Для Добиаш-Рождественской незыблемость замков и железо доспехов – это своего рода декорация, которой эпоха скрывает от собой себя бурлящее в ней неспокойствие, выражающееся в бесконечных потоках паломников и крестоносцев. Но сегодня можно внести в эту картину поправку. Не будь этой неподвижности декора, сама внутренняя динамика человеческого существования не могла бы обрести выражение. Неподвижность структуры делает возможным это внутреннее движение. В этом смысле Крестовые походы особенно поучительны. Их двигателем была жажда спасения, то есть именно жажда рая. Но сама номадическая военная машина походов воплощала в себе все что угодно, кроме райского блаженства. По существу, она была настоящим воплощением ада на земле. В каком-то смысле можно сказать, что крестоносцы создают тот ад, из которого они непрерывно бегут к раю.

Знаменитый летописец Первого крестового похода Фульхерий Шартрский рассказывает об «аде» этого похода, о том, как часто крестоносцев

расчленяют, распинают на крестах, с них сдирают кожу живьем, расстреливают из луков, рубят на куски и подвергают всевозможным мучениям.

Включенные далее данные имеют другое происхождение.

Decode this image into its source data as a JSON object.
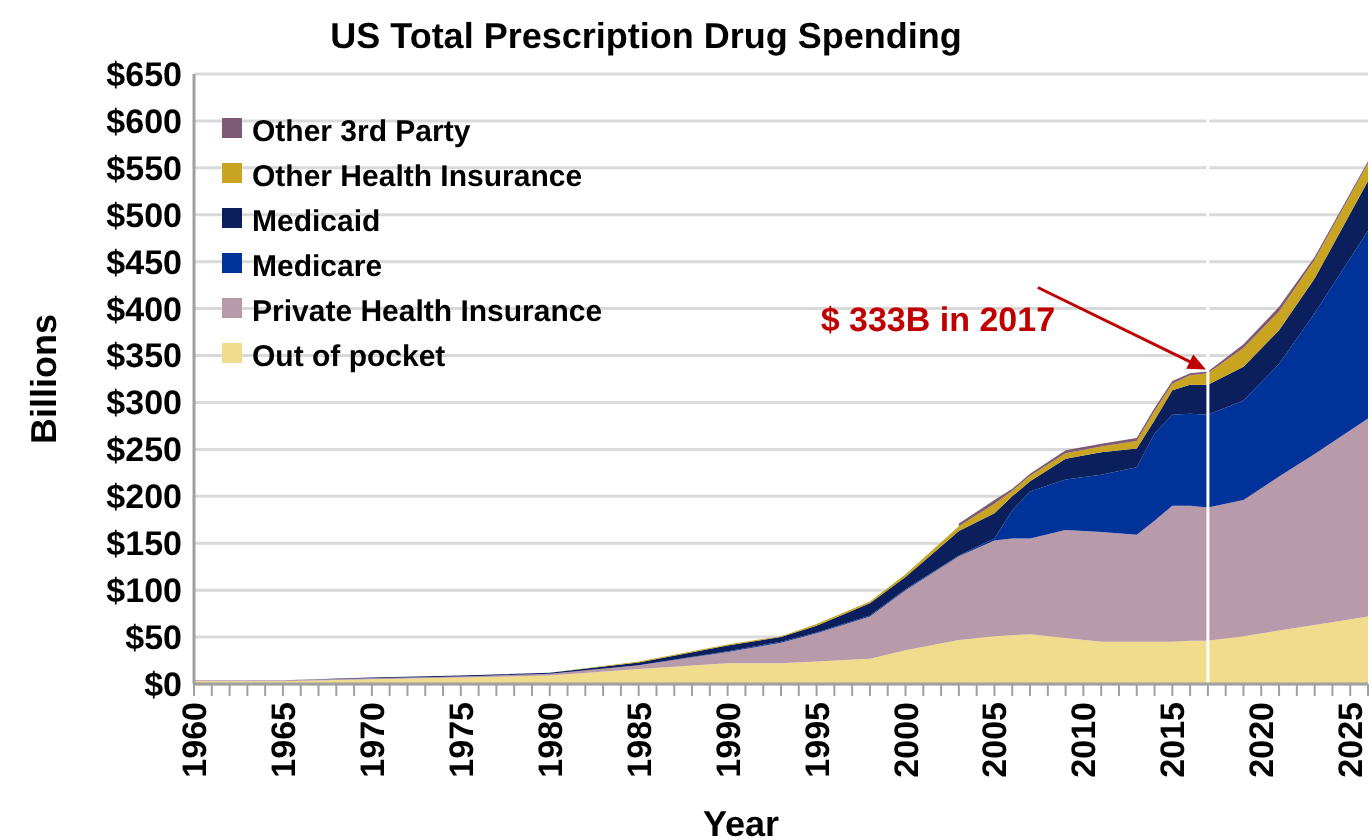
{
  "chart_data": {
    "type": "area",
    "stacked": true,
    "title": "US Total Prescription Drug Spending",
    "xlabel": "Year",
    "ylabel": "Billions",
    "x": [
      1960,
      1965,
      1970,
      1975,
      1980,
      1985,
      1990,
      1993,
      1995,
      1998,
      2000,
      2003,
      2005,
      2006,
      2007,
      2009,
      2011,
      2013,
      2014,
      2015,
      2016,
      2017,
      2019,
      2021,
      2023,
      2026
    ],
    "series": [
      {
        "name": "Out of pocket",
        "color": "#f0dc8c",
        "values": [
          3,
          3,
          5,
          7,
          9,
          16,
          22,
          22,
          24,
          27,
          36,
          47,
          51,
          52,
          53,
          49,
          45,
          45,
          45,
          45,
          46,
          46,
          51,
          57,
          63,
          72
        ]
      },
      {
        "name": "Private Health Insurance",
        "color": "#b89aab",
        "values": [
          1,
          1,
          1,
          1,
          2,
          4,
          12,
          22,
          30,
          45,
          64,
          89,
          102,
          103,
          102,
          115,
          117,
          114,
          129,
          145,
          144,
          142,
          145,
          164,
          182,
          211
        ]
      },
      {
        "name": "Medicare",
        "color": "#003399",
        "values": [
          0,
          0,
          0,
          0,
          0,
          0,
          1,
          1,
          1,
          1,
          1,
          1,
          2,
          30,
          50,
          54,
          61,
          72,
          93,
          97,
          98,
          99,
          106,
          120,
          150,
          200
        ]
      },
      {
        "name": "Medicaid",
        "color": "#0a1f5c",
        "values": [
          0,
          0,
          1,
          1,
          1,
          3,
          6,
          5,
          7,
          13,
          13,
          26,
          27,
          15,
          11,
          22,
          24,
          20,
          14,
          26,
          31,
          32,
          36,
          36,
          37,
          53
        ]
      },
      {
        "name": "Other Health Insurance",
        "color": "#c8a420",
        "values": [
          0,
          0,
          0,
          0,
          0,
          1,
          1,
          1,
          2,
          2,
          3,
          5,
          10,
          6,
          6,
          6,
          6,
          8,
          10,
          7,
          10,
          12,
          20,
          20,
          20,
          19
        ]
      },
      {
        "name": "Other 3rd Party",
        "color": "#7f5a74",
        "values": [
          null,
          null,
          null,
          null,
          null,
          null,
          null,
          null,
          null,
          null,
          null,
          3,
          4,
          2,
          2,
          3,
          3,
          3,
          3,
          3,
          2,
          2,
          4,
          5,
          3,
          2
        ]
      }
    ],
    "xlim": [
      1960,
      2026
    ],
    "xticks": [
      1960,
      {
        "value": 1961,
        "label": null
      },
      {
        "value": 1962,
        "label": null
      },
      {
        "value": 1963,
        "label": null
      },
      {
        "value": 1964,
        "label": null
      },
      1965,
      {
        "value": 1966,
        "label": null
      },
      {
        "value": 1967,
        "label": null
      },
      {
        "value": 1968,
        "label": null
      },
      {
        "value": 1969,
        "label": null
      },
      1970,
      {
        "value": 1971,
        "label": null
      },
      {
        "value": 1972,
        "label": null
      },
      {
        "value": 1973,
        "label": null
      },
      {
        "value": 1974,
        "label": null
      },
      1975,
      {
        "value": 1976,
        "label": null
      },
      {
        "value": 1977,
        "label": null
      },
      {
        "value": 1978,
        "label": null
      },
      {
        "value": 1979,
        "label": null
      },
      1980,
      {
        "value": 1981,
        "label": null
      },
      {
        "value": 1982,
        "label": null
      },
      {
        "value": 1983,
        "label": null
      },
      {
        "value": 1984,
        "label": null
      },
      1985,
      {
        "value": 1986,
        "label": null
      },
      {
        "value": 1987,
        "label": null
      },
      {
        "value": 1988,
        "label": null
      },
      {
        "value": 1989,
        "label": null
      },
      1990,
      {
        "value": 1991,
        "label": null
      },
      {
        "value": 1992,
        "label": null
      },
      {
        "value": 1993,
        "label": null
      },
      {
        "value": 1994,
        "label": null
      },
      1995,
      {
        "value": 1996,
        "label": null
      },
      {
        "value": 1997,
        "label": null
      },
      {
        "value": 1998,
        "label": null
      },
      {
        "value": 1999,
        "label": null
      },
      2000,
      {
        "value": 2001,
        "label": null
      },
      {
        "value": 2002,
        "label": null
      },
      {
        "value": 2003,
        "label": null
      },
      {
        "value": 2004,
        "label": null
      },
      2005,
      {
        "value": 2006,
        "label": null
      },
      {
        "value": 2007,
        "label": null
      },
      {
        "value": 2008,
        "label": null
      },
      {
        "value": 2009,
        "label": null
      },
      2010,
      {
        "value": 2011,
        "label": null
      },
      {
        "value": 2012,
        "label": null
      },
      {
        "value": 2013,
        "label": null
      },
      {
        "value": 2014,
        "label": null
      },
      2015,
      {
        "value": 2016,
        "label": null
      },
      {
        "value": 2017,
        "label": null
      },
      {
        "value": 2018,
        "label": null
      },
      {
        "value": 2019,
        "label": null
      },
      2020,
      {
        "value": 2021,
        "label": null
      },
      {
        "value": 2022,
        "label": null
      },
      {
        "value": 2023,
        "label": null
      },
      {
        "value": 2024,
        "label": null
      },
      2025,
      {
        "value": 2026,
        "label": null
      }
    ],
    "ylim": [
      0,
      650
    ],
    "yticks": [
      {
        "value": 0,
        "label": "$0"
      },
      {
        "value": 50,
        "label": "$50"
      },
      {
        "value": 100,
        "label": "$100"
      },
      {
        "value": 150,
        "label": "$150"
      },
      {
        "value": 200,
        "label": "$200"
      },
      {
        "value": 250,
        "label": "$250"
      },
      {
        "value": 300,
        "label": "$300"
      },
      {
        "value": 350,
        "label": "$350"
      },
      {
        "value": 400,
        "label": "$400"
      },
      {
        "value": 450,
        "label": "$450"
      },
      {
        "value": 500,
        "label": "$500"
      },
      {
        "value": 550,
        "label": "$550"
      },
      {
        "value": 600,
        "label": "$600"
      },
      {
        "value": 650,
        "label": "$650"
      }
    ],
    "grid": "y",
    "legend": "top left",
    "ref_lines": [
      {
        "axis": "x",
        "value": 2017,
        "color": "#ffffff"
      }
    ],
    "annotations": [
      "$ 333B in 2017"
    ]
  }
}
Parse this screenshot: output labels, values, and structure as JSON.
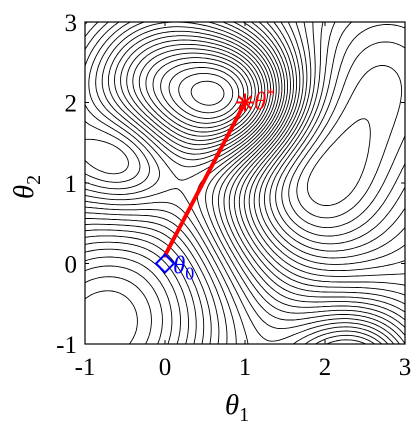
{
  "chart_data": {
    "type": "contour",
    "xlabel_symbol": "θ",
    "xlabel_sub": "1",
    "ylabel_symbol": "θ",
    "ylabel_sub": "2",
    "xlim": [
      -1,
      3
    ],
    "ylim": [
      -1,
      3
    ],
    "x_ticks": [
      -1,
      0,
      1,
      2,
      3
    ],
    "y_ticks": [
      -1,
      0,
      1,
      2,
      3
    ],
    "x_tick_labels": [
      "-1",
      "0",
      "1",
      "2",
      "3"
    ],
    "y_tick_labels": [
      "-1",
      "0",
      "1",
      "2",
      "3"
    ],
    "contour_style": "dash-dot",
    "contour_color": "#000000",
    "grid": false,
    "path": {
      "color": "#ff0000",
      "points": [
        [
          0,
          0.1
        ],
        [
          1,
          2
        ]
      ]
    },
    "start_point": {
      "x": 0,
      "y": 0,
      "marker": "diamond",
      "color": "#0000ff",
      "label_symbol": "θ",
      "label_sub": "0"
    },
    "optimum_point": {
      "x": 1,
      "y": 2,
      "marker": "asterisk",
      "color": "#ff0000",
      "label_symbol": "θ",
      "label_sup": "*"
    }
  }
}
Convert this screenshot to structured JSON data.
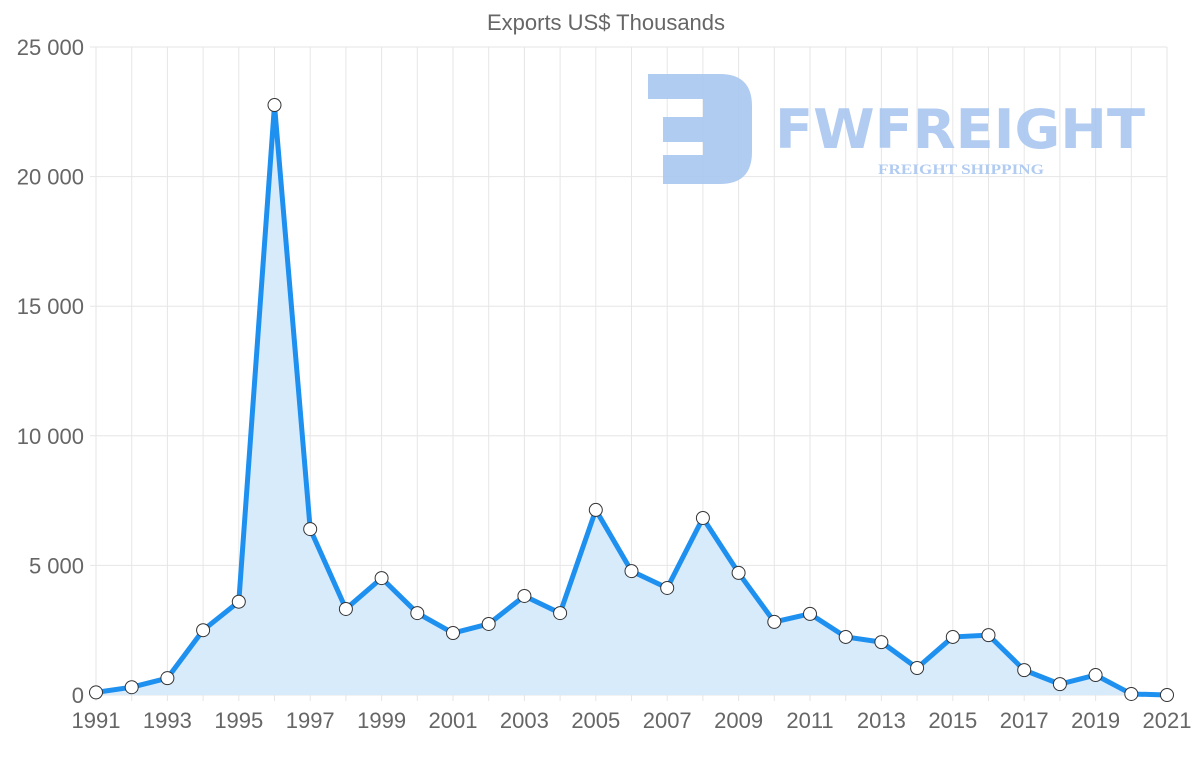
{
  "chart_data": {
    "type": "area",
    "title": "Exports US$ Thousands",
    "xlabel": "",
    "ylabel": "",
    "ylim": [
      0,
      25000
    ],
    "yticks": [
      0,
      5000,
      10000,
      15000,
      20000,
      25000
    ],
    "ytick_labels": [
      "0",
      "5 000",
      "10 000",
      "15 000",
      "20 000",
      "25 000"
    ],
    "x": [
      1991,
      1992,
      1993,
      1994,
      1995,
      1996,
      1997,
      1998,
      1999,
      2000,
      2001,
      2002,
      2003,
      2004,
      2005,
      2006,
      2007,
      2008,
      2009,
      2010,
      2011,
      2012,
      2013,
      2014,
      2015,
      2016,
      2017,
      2018,
      2019,
      2020,
      2021
    ],
    "xtick_labels": [
      "1991",
      "1993",
      "1995",
      "1997",
      "1999",
      "2001",
      "2003",
      "2005",
      "2007",
      "2009",
      "2011",
      "2013",
      "2015",
      "2017",
      "2019",
      "2021"
    ],
    "series": [
      {
        "name": "Exports US$ Thousands",
        "values": [
          100,
          300,
          650,
          2500,
          3600,
          22760,
          6400,
          3320,
          4510,
          3160,
          2390,
          2740,
          3820,
          3160,
          7140,
          4780,
          4130,
          6830,
          4710,
          2820,
          3130,
          2240,
          2040,
          1040,
          2240,
          2310,
          960,
          420,
          770,
          40,
          0
        ]
      }
    ],
    "grid": true,
    "line_color": "#1e90f0",
    "fill_color": "#d8ebfb"
  },
  "watermark": {
    "brand": "FWFREIGHT",
    "tagline": "FREIGHT SHIPPING",
    "color": "#a9c6f0"
  }
}
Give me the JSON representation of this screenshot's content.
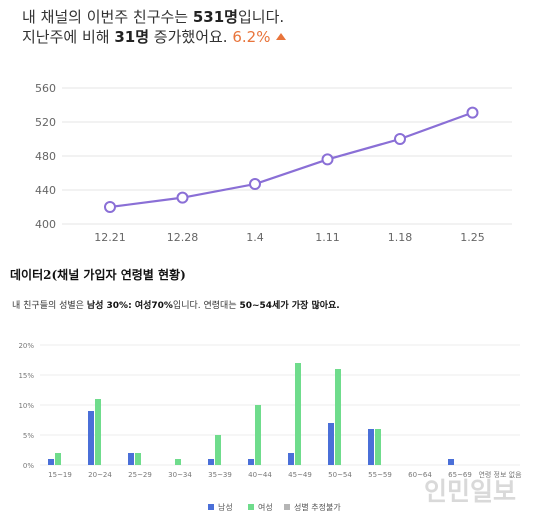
{
  "header": {
    "line1_prefix": "내 채널의 이번주 친구수는 ",
    "line1_value": "531명",
    "line1_suffix": "입니다.",
    "line2_prefix": "지난주에 비해 ",
    "line2_value": "31명",
    "line2_suffix": " 증가했어요. ",
    "line2_percent": "6.2%"
  },
  "section_title": "데이터2(채널 가입자 연령별 현황)",
  "summary": {
    "prefix": "내 친구들의 성별은 ",
    "male": "남성 30%",
    "sep": ": ",
    "female": "여성70%",
    "mid": "입니다. 연령대는 ",
    "age": "50~54세가 가장 많아요."
  },
  "watermark": "인민일보",
  "chart_data": [
    {
      "type": "line",
      "x": [
        "12.21",
        "12.28",
        "1.4",
        "1.11",
        "1.18",
        "1.25"
      ],
      "values": [
        420,
        431,
        447,
        476,
        500,
        531
      ],
      "ylim": [
        400,
        560
      ],
      "yticks": [
        400,
        440,
        480,
        520,
        560
      ],
      "grid": true,
      "color": "#8a6fd6"
    },
    {
      "type": "bar",
      "categories": [
        "15~19",
        "20~24",
        "25~29",
        "30~34",
        "35~39",
        "40~44",
        "45~49",
        "50~54",
        "55~59",
        "60~64",
        "65~69",
        "연령 정보 없음"
      ],
      "series": [
        {
          "name": "남성",
          "color": "#4a6fd8",
          "values": [
            1,
            9,
            2,
            0,
            1,
            1,
            2,
            7,
            6,
            0,
            1,
            0
          ]
        },
        {
          "name": "여성",
          "color": "#6fdc8c",
          "values": [
            2,
            11,
            2,
            1,
            5,
            10,
            17,
            16,
            6,
            0,
            0,
            0
          ]
        },
        {
          "name": "성별 추정불가",
          "color": "#b5b5b5",
          "values": [
            0,
            0,
            0,
            0,
            0,
            0,
            0,
            0,
            0,
            0,
            0,
            0
          ]
        }
      ],
      "ylim": [
        0,
        20
      ],
      "yticks": [
        "0%",
        "5%",
        "10%",
        "15%",
        "20%"
      ],
      "grid": true,
      "legend": "bottom"
    }
  ]
}
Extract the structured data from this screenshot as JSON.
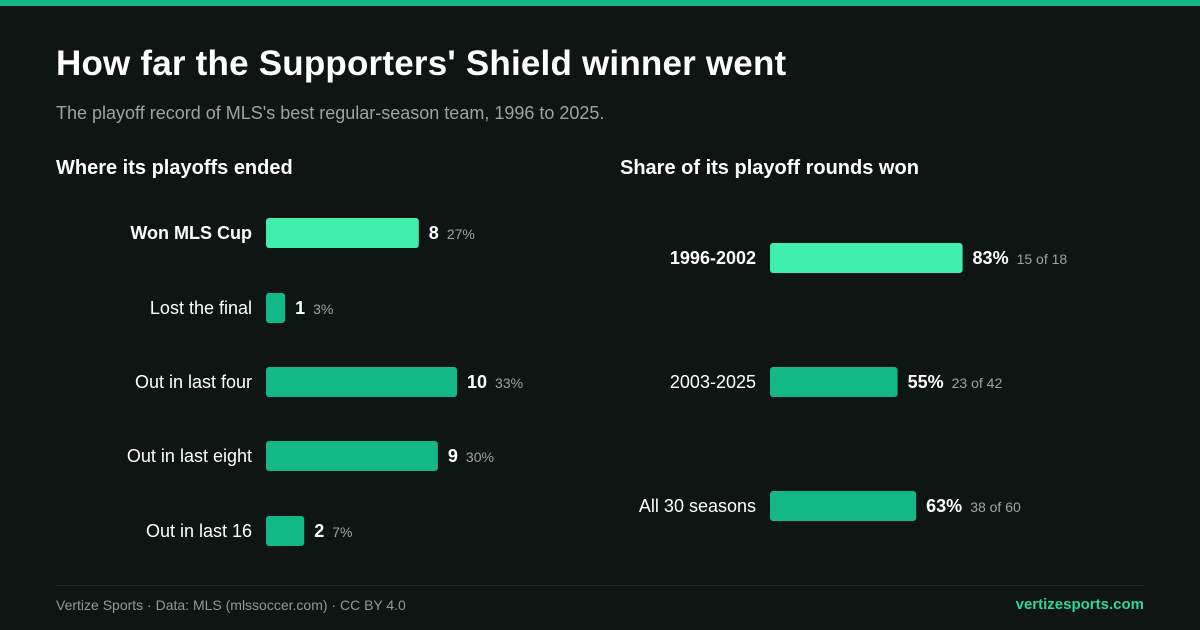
{
  "header": {
    "title": "How far the Supporters' Shield winner went",
    "subtitle": "The playoff record of MLS's best regular-season team, 1996 to 2025."
  },
  "colors": {
    "background": "#0f1513",
    "accent": "#14b886",
    "highlight_bar": "#3ff0ad",
    "bar": "#12b886",
    "muted_text": "#9aa5a0",
    "footer_link": "#2fd69a"
  },
  "chart_data": [
    {
      "type": "bar",
      "orientation": "horizontal",
      "title": "Where its playoffs ended",
      "categories": [
        "Won MLS Cup",
        "Lost the final",
        "Out in last four",
        "Out in last eight",
        "Out in last 16"
      ],
      "values": [
        8,
        1,
        10,
        9,
        2
      ],
      "value_labels": [
        "8",
        "1",
        "10",
        "9",
        "2"
      ],
      "annotations": [
        "27%",
        "3%",
        "33%",
        "30%",
        "7%"
      ],
      "highlight": [
        true,
        false,
        false,
        false,
        false
      ],
      "xlim": [
        0,
        10
      ],
      "grid": false
    },
    {
      "type": "bar",
      "orientation": "horizontal",
      "title": "Share of its playoff rounds won",
      "categories": [
        "1996-2002",
        "2003-2025",
        "All 30 seasons"
      ],
      "values": [
        83,
        55,
        63
      ],
      "value_labels": [
        "83%",
        "55%",
        "63%"
      ],
      "annotations": [
        "15 of 18",
        "23 of 42",
        "38 of 60"
      ],
      "highlight": [
        true,
        false,
        false
      ],
      "xlim": [
        0,
        100
      ],
      "grid": false
    }
  ],
  "footer": {
    "source": "Vertize Sports · Data: MLS (mlssoccer.com) · CC BY 4.0",
    "site": "vertizesports.com"
  }
}
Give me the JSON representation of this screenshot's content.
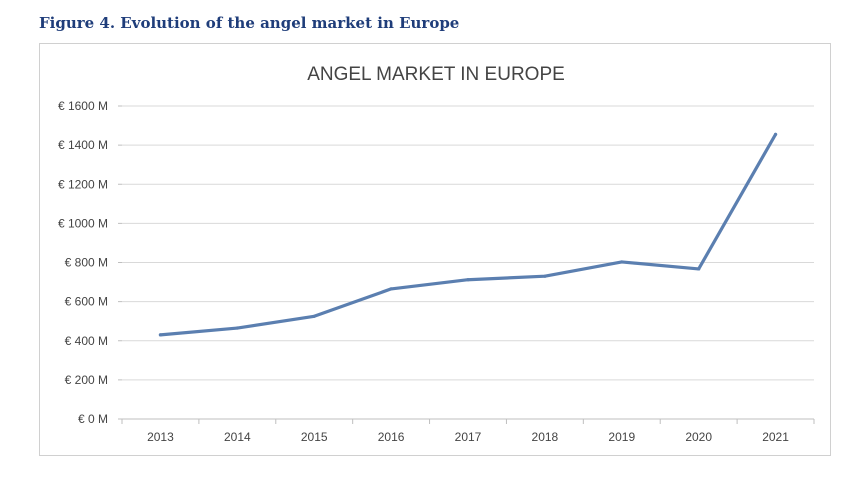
{
  "figure": {
    "title": "Figure 4. Evolution of the angel market in Europe"
  },
  "chart_data": {
    "type": "line",
    "title": "ANGEL MARKET IN EUROPE",
    "xlabel": "",
    "ylabel": "",
    "categories": [
      "2013",
      "2014",
      "2015",
      "2016",
      "2017",
      "2018",
      "2019",
      "2020",
      "2021"
    ],
    "series": [
      {
        "name": "Angel market",
        "values": [
          430,
          465,
          525,
          665,
          712,
          730,
          803,
          767,
          1455
        ],
        "color": "#5b7fb0"
      }
    ],
    "ylim": [
      0,
      1600
    ],
    "yticks": [
      0,
      200,
      400,
      600,
      800,
      1000,
      1200,
      1400,
      1600
    ],
    "ytick_labels": [
      "€ 0 M",
      "€ 200 M",
      "€ 400 M",
      "€ 600 M",
      "€ 800 M",
      "€ 1000 M",
      "€ 1200 M",
      "€ 1400 M",
      "€ 1600 M"
    ],
    "grid": true,
    "colors": {
      "grid": "#d9d9d9",
      "axis": "#bfbfbf",
      "text": "#444444"
    }
  }
}
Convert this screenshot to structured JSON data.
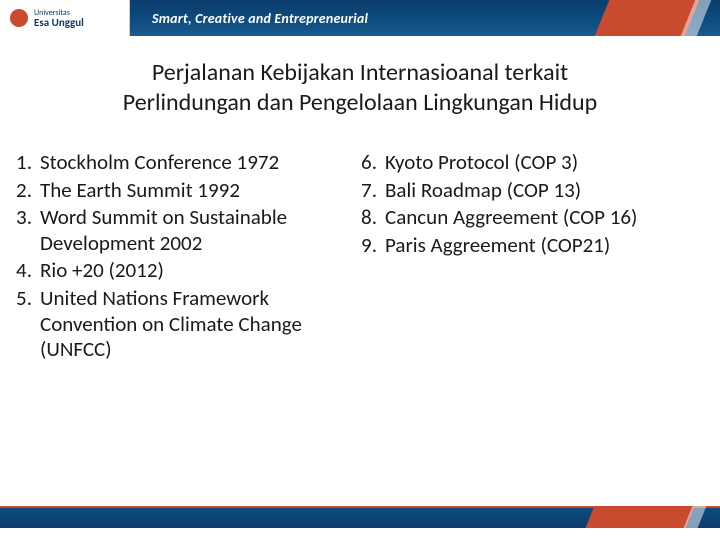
{
  "header": {
    "logo_top": "Universitas",
    "logo_main": "Esa Unggul",
    "tagline": "Smart, Creative and Entrepreneurial"
  },
  "title": {
    "line1": "Perjalanan Kebijakan Internasioanal terkait",
    "line2": "Perlindungan dan Pengelolaan Lingkungan Hidup"
  },
  "left_list": [
    {
      "n": "1.",
      "t": "Stockholm Conference 1972"
    },
    {
      "n": "2.",
      "t": "The Earth Summit 1992"
    },
    {
      "n": "3.",
      "t": "Word Summit on Sustainable Development 2002"
    },
    {
      "n": "4.",
      "t": "Rio +20 (2012)"
    },
    {
      "n": "5.",
      "t": "United Nations Framework Convention on Climate Change (UNFCC)"
    }
  ],
  "right_list": [
    {
      "n": "6.",
      "t": " Kyoto Protocol (COP 3)"
    },
    {
      "n": "7.",
      "t": "Bali Roadmap (COP 13)"
    },
    {
      "n": "8.",
      "t": "Cancun Aggreement (COP 16)"
    },
    {
      "n": "9.",
      "t": "Paris Aggreement (COP21)"
    }
  ],
  "colors": {
    "brand_blue": "#0a3d6b",
    "brand_orange": "#c94a2e",
    "text": "#1a1a1a",
    "bg": "#ffffff"
  }
}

Но ни угрозами, ни разными посулами их не сломить. Более того, когда меч уже в руках убийцы, многие из наших решают принять смерть ради любви Христа. Сколько же тысяч мучеников почило в этом походе блаженной смертью! И кто может быть настолько черств сердцем, чтобы, услышав об этих деяниях Божьих, не проникнуться глубоким состраданием и не излиться в похвалах Богу?7

Неизбежно возникает вопрос о том, каков смысл этого движения к блаженству, к трансцендентному, к Единому, к абсолюту через описанные Фульхерием пытки и муки? Сегодняшнему человеку невольно в голову приходит понятие опыта, телесного и внутреннего травматического проживания пути. Трансцендентное тут задается не в категориях внятных и определенных схем (замка на горе), но в виде чего-то неопределенного, чей смысл может быть постигнут через максимальную полноту опыта. Путь, движение из ада в рай проходит через опыт. И опыт этот во имя достижения своей полноты призван быть адским.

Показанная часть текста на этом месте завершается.